Oil Fields Short Line Railroad

Overview
- Locale: Oklahoma
- Dates of operation: 1916–1923

Technical
- Track gauge: 4 ft 8+1⁄2 in (1,435 mm)
- Length: 4.4 mi (7.1 km)

= Oil Fields Short Line Railroad =

Former railroad line

The Oil Fields Short Line Railroad had both a short route—about 4.4 miles between Clifford and Dilworth in Kay County, Oklahoma—and a short existence, being created in 1916 and abandoned at the end of 1923.

==History==
Dilworth was one of the many oil boomtowns created in Kay County, Oklahoma during the early part of the 20th Century. To service the surrounding oil field and a projected cement plant, the Oil Fields Short Line Railroad Company was incorporated May 29, 1916. Late in the same year, it completed its route starting at a point on the line of the St. Louis-San Francisco Railway (Frisco) called Clifford, and using rails leased from the Frisco ran west about 4.4 miles to Dilworth.

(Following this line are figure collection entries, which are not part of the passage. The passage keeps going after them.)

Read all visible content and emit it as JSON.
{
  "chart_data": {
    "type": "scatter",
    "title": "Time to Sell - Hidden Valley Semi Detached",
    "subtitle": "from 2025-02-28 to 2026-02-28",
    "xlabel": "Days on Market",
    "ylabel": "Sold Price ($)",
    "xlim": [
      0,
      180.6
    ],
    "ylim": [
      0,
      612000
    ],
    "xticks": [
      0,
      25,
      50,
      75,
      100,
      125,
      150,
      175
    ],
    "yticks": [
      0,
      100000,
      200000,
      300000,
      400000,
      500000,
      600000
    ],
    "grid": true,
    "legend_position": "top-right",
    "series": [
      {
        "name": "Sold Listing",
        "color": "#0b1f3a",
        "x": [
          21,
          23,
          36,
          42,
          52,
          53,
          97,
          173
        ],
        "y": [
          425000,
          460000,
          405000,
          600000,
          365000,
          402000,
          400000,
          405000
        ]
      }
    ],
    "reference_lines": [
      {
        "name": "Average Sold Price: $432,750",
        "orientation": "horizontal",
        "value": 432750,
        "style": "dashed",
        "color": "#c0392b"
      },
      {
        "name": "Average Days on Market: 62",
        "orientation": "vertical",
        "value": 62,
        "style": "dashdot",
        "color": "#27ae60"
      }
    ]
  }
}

It also utilized a steam locomotive and a passenger car leased from the Frisco.

However, the cement plant never materialized, and the oil field declined. Starting about mid-1922, the railroad quit running by steam and began operating using a motor car. Still losing money, the railroad filed for abandonment of its line on August 21, 1923. By a decision of the Oklahoma Corporation Commission dated December 18, 1923, its last day of operation was December 31, 1923, the abandonment being effective January 1, 1924. The rails were removed in July 1924.

There is a postscript. On October 30, 1931, the ICC ordered the railroad to repay certain excess net railway operating income found to have been received by the line for the period September 1, 1920 to December 31, 1920, in the amount of $2,497.64. Luckily for the railroad, the recapture order was vacated as a result of the repeal of the recapture provisions of the 1920 Transportation Act in mid-1933.